Bottecchia descended and I saw him disappear in the night. The moon had risen and everything was stained with its pale, yellowish light. I hid in a shadowy spot and awaited the return of my soldier. The few minutes he stayed away seemed interminable. Finally with great joy I saw him and when he got back to me he reported that he had found nothing to hinder us from carrying out our project. We continued along the rocky road and approached the village. Two small houses in front of us clearly indicated the poverty of the inhabitants. We chose the poorer one and knocked at the low, narrow door. No answer. We knocked again, and then knocked at a shutter and a closed window. Finally some noise! Someone had been awakened and sleepy voices reached us in the silence of the night. Immediately after the frightened voice of a woman asked us in the Venetian dialect, “Who are you and what do you want?”
“We are Italians and we ask you mercifully for a drop of water.”
Someone arose and shortly after we heard the slow heavy footsteps of an old man coming down the wooden stairs.
“Who are you Christians traveling at so late an hour?”
“We are prisoners who have escaped from a camp near Gemona. For pity’s sake give us a draught of water to drink. Tell us, too, what village is this? Are there any soldiers? Are there gendarmes?”

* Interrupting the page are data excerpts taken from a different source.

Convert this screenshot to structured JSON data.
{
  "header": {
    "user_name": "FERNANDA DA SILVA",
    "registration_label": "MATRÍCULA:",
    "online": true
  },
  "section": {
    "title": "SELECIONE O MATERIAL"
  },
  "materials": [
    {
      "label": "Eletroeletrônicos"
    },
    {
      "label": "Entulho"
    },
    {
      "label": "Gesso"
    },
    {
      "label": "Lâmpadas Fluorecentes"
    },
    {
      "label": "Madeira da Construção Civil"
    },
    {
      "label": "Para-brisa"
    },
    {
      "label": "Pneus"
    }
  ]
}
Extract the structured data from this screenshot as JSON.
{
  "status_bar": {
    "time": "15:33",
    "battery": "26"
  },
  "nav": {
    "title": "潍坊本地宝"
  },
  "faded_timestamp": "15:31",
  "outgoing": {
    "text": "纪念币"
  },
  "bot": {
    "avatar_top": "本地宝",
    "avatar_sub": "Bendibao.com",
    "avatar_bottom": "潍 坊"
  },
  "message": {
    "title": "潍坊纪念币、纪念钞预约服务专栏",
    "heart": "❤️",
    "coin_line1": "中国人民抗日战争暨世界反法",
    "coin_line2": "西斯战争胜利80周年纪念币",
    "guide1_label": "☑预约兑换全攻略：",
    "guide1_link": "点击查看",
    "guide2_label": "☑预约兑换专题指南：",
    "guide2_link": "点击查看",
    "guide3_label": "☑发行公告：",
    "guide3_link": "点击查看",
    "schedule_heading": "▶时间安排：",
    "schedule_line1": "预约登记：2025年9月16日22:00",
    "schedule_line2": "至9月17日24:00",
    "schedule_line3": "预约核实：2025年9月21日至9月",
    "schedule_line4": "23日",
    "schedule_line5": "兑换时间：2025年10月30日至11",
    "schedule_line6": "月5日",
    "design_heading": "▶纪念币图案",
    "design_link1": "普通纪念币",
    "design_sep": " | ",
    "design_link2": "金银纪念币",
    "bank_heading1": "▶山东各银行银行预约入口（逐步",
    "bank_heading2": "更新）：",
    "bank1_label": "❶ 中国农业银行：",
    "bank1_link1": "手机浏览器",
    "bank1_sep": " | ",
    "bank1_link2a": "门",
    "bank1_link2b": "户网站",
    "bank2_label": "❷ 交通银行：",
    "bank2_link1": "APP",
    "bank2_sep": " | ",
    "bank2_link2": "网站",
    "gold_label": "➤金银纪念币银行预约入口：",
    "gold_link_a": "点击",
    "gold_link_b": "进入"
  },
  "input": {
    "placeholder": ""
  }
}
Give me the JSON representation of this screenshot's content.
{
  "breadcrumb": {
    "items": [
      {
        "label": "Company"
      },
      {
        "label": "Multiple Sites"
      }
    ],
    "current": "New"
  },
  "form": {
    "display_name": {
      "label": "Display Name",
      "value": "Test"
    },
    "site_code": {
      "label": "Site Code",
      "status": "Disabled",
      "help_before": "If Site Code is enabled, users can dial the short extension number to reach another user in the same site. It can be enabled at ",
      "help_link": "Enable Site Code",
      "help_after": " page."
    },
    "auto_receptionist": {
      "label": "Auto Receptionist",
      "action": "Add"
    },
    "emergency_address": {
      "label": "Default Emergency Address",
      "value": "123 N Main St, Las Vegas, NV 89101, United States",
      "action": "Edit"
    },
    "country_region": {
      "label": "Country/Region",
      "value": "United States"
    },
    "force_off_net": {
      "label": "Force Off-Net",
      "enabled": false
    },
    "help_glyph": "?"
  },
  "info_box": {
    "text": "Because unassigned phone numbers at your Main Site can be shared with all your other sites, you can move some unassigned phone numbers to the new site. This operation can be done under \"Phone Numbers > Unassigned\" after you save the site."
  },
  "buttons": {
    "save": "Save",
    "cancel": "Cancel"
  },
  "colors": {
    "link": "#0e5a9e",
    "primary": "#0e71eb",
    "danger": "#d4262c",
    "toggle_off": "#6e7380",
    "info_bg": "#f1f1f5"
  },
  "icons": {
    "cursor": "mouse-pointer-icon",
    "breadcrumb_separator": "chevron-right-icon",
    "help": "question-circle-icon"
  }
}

“This village is Sarone, but you can feel safe because all the soldiers left for the front several days ago and even the gendarmes who were here guarding the village have followed the brigade.”
At last we breathed.
“Thank heavens they have gone,” continued the old man in a tired voice, “for if things had kept on this way, we would not have had a single blade of grass left. They have taken everything away from us. Imagine, they have begun to dig up even the new potatoes which are no bigger than a pigeon’s egg. Everything, every vegetable which comes within their reach is devoured at once. Imagine, they even cook the tendrils of the vines in their soup.... But you do not look as if you had suffered much, you especially,” he said turning towards me, “you must have been a cook in some concentration camp.”
I did not answer but greedily drank the water from the cup he had offered me, and no liquor, no beverage has ever tasted better to me than that draught of water did.
“Tell me, my good man, why have the soldiers left for the front?”